Hatay’ın Dörtyol ilçesinde, 8 Eylül 2017 tarihinde 8 aylık evli olan Medine Kara, evinde ipte asılı olarak bulunmuştu. Olay, ilk başta bir intihar vakası olarak değerlendirilmiş, ancak Medine Kara’nın ölümüne dair daha fazla detay ortaya çıktıkça, durum şüpheli bir hal aldı. Savcılık, olay yerindeki otopsi raporunda Medine Kara’nın doku bozukluğu ve vücudunda morarmalar tespit ederken, Adana Adli Tıp Grup Başkanlığından gelen raporda ölümün asılmaya bağlı olduğu belirtilmişti. Buna rağmen, Dörtyol Cumhuriyet Savcılığı, takipsizlik kararı verdi.
Ancak olayın ardından, Medine Kara’nın eşi A.K.’ye yönelik suçlamalar giderek arttı. Kara’nın ölümünden sonra günlüğü bulunan bir not, eşinin ona yönelik işkenceleri ve ölümüne dair tehditlerini gözler önüne serdi. Günlükte, “Ağzıma silah dayayıp öldürmekle tehdit ettin sustum” yazısı dikkat çekti. Bu yazılar, Medine Kara’nın eşi tarafından uzun süre baskı ve tehdit altında olduğu izlenimini uyandırdı. Ayrıca Kara’nın bacaklarında ve sırtında silah tehdidi veya darbeye bağlı izler bulunduğu iddia edildi. Bu durum, Kara’nın ölmeden önce ne kadar zor bir hayat sürdüğünü ortaya koyuyor.
Medine Kara’nın ablası Nuray Değirmenci, kardeşinin intihar etmeyecek kadar güçlü olduğunu savundu. Değirmenci, olay günü A.K.’nin “Ya o beni ya da ben onu öldüreceğim” şeklinde tehditkar bir konuşma yaptığını ve ardından kardeşine ulaşamadıklarını aktardı. Ayrıca, A.K.’nin ambulans yerine, 130 kilometre uzaklıkta bulunan ağabeyini arayarak yardım istemesi, olayın şüpheli yönlerini daha da arttırdı.
Değirmenci, olayın ardından hissettiklerini şu şekilde ifade etti: “Kardeşim hayatını kaybetmiş ama eşi neden ambulans aramak yerine ağabeyini aramış? Kesinlikle ağabeyinin bu işte bir dahili var. Belki de abisi de içerideydi.” Kardeşinin ölümüne ilişkin şüpheleri olduğunu belirten Değirmenci, adaletin yerini bulacağına inandığını vurguladı.
Medine Kara’nın ölümüne dair başlatılan dava süreci devam ediyor.
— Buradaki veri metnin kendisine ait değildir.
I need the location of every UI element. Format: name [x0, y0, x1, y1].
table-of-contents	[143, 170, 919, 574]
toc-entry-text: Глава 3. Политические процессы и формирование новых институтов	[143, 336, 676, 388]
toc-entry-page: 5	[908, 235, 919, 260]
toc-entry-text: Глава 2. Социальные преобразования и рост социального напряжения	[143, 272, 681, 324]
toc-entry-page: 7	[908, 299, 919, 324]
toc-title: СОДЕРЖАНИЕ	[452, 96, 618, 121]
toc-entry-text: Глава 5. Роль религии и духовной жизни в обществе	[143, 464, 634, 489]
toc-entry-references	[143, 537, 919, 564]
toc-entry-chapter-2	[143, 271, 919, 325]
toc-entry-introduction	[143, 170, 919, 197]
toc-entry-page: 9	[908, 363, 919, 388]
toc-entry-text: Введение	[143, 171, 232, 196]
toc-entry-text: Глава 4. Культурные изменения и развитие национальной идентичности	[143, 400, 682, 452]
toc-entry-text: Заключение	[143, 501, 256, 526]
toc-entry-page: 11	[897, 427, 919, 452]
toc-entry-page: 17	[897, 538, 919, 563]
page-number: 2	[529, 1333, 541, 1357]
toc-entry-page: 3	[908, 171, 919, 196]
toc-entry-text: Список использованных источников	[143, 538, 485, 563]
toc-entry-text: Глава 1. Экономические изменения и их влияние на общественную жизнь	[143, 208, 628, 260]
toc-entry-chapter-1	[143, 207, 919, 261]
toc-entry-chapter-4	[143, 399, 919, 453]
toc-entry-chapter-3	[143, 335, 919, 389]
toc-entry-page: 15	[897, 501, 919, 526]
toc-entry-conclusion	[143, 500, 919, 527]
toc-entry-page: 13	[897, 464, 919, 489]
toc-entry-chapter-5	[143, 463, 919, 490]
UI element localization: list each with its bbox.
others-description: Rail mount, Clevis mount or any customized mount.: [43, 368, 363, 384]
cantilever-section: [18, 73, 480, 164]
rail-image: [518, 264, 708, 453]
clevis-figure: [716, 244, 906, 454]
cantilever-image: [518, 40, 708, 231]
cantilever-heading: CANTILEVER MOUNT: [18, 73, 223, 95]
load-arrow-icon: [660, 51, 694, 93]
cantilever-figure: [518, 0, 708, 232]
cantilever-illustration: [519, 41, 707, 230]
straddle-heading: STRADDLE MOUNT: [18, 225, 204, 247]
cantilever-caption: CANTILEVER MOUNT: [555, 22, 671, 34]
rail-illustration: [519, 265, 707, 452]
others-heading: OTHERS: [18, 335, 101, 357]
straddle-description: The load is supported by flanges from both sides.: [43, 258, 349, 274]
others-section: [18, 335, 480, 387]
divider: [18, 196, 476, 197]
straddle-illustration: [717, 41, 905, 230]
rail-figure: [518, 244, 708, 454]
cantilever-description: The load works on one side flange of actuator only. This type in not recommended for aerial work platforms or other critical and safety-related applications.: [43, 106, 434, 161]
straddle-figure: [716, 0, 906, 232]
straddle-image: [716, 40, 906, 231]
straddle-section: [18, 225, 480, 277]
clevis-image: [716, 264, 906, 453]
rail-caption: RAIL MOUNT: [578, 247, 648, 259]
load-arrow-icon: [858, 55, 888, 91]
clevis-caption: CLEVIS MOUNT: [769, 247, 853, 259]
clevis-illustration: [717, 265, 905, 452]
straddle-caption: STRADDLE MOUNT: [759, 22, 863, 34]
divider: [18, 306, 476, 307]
Değirmenci, 10 Ocak’ta tekrar mahkemelerinin olduğunu belirterek, “Adalete güveniyorum, rabbim bize yardım etsin” dedi. Kara’nın ölümü ve eşine yönelik iddialar, ölümünün şüpheli bir cinayet olup olmadığını sorgulatıyor. Ailesi, bu ölümün intihar süsü verilmiş bir cinayet olduğunu savunuyor. Bu dava, yalnızca Medine Kara’nın değil, tüm kadınların şiddet ve tehditlere karşı daha fazla korunması gerektiğinin altını çiziyor.